Researchers have identified a newly discovered type of brain cell that may help shield the brain from Alzheimer’s disease by reducing inflammation and slowing disease progression — a finding that could open doors to novel treatment approaches.
The international study, published on November 5 in Nature, was led by scientists from the Icahn School of Medicine at Mount Sinai in collaboration with the Max Planck Institute for Biology and Ageing (Germany), The Rockefeller University, The City University of New York, and other partners.

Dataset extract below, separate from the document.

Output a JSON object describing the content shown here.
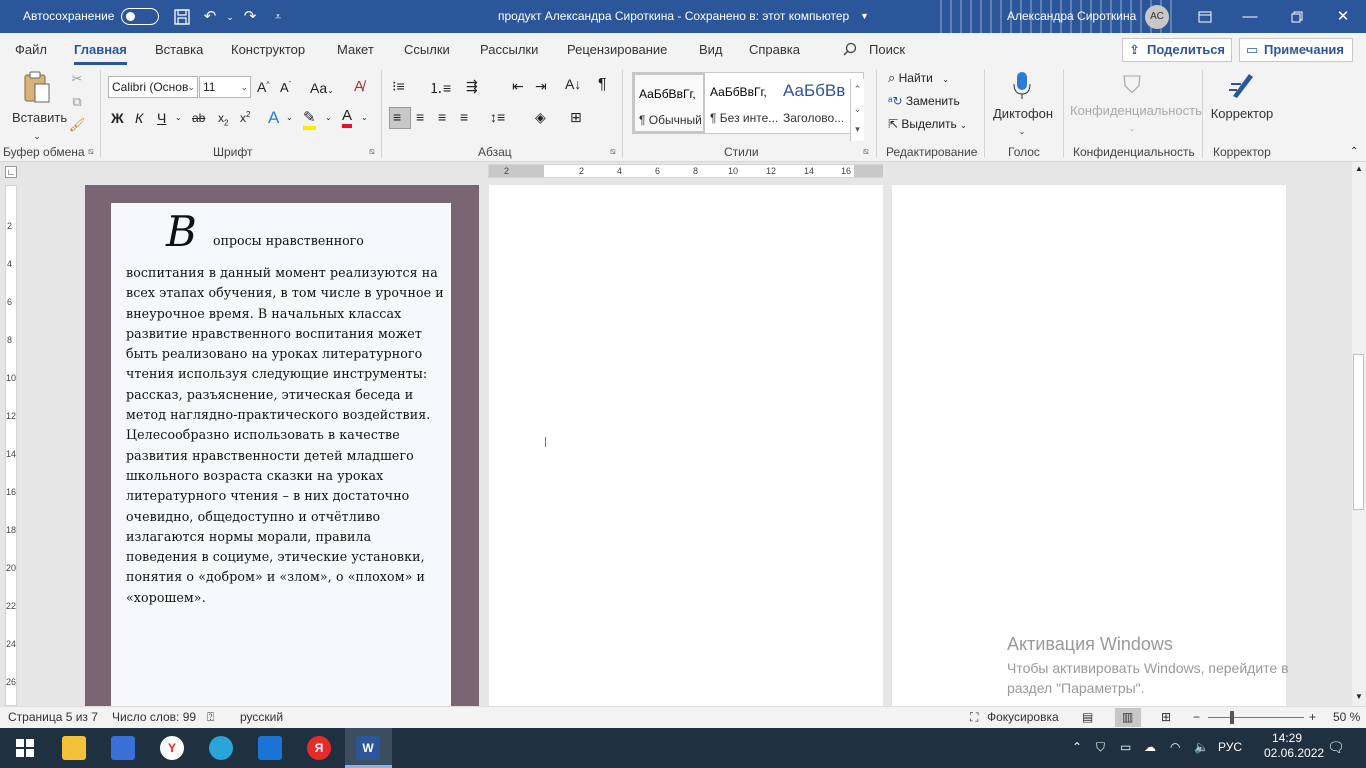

Alzheimer’s disease, the most common cause of dementia, involves the dysfunction of microglia — the brain’s immune cells that can either protect against or contribute to neurodegeneration. The research team discovered a unique subset of microglia with reduced levels of a transcription factor called PU.1 and elevated expression of the receptor CD28. These specialized microglia appear to calm inflammation, reduce amyloid plaque buildup, and limit the spread of toxic tau proteins — two hallmarks of Alzheimer’s.
Using mouse models and human brain tissues, the scientists demonstrated that lowering PU.1 levels reprograms microglia to express immune-regulating receptors typically found in lymphoid cells. Although these protective cells represent only a small portion of total microglia, their influence is significant — they help suppress widespread inflammation and preserve memory function in mice.
Further experiments showed that removing CD28 from this subset of microglia worsened inflammation and accelerated plaque accumulation, confirming the receptor’s critical role in maintaining brain-protective activity.
The research expands upon earlier genetic findings by Alison M. Goate, DPhil, Jean C. and James W. Crystal Professor of Genomics and Chair of the Department of Genetics and Genomic Sciences at the Icahn School of Medicine, founding director of the Ronald M. Loeb Center for Alzheimer's Disease at Mount Sinai, and a senior co-author of the study. Dr. Goate's prior work identified a common genetic variant in SPI1 (the gene responsible for producing PU.1) that is linked to a lower risk of developing Alzheimer's disease.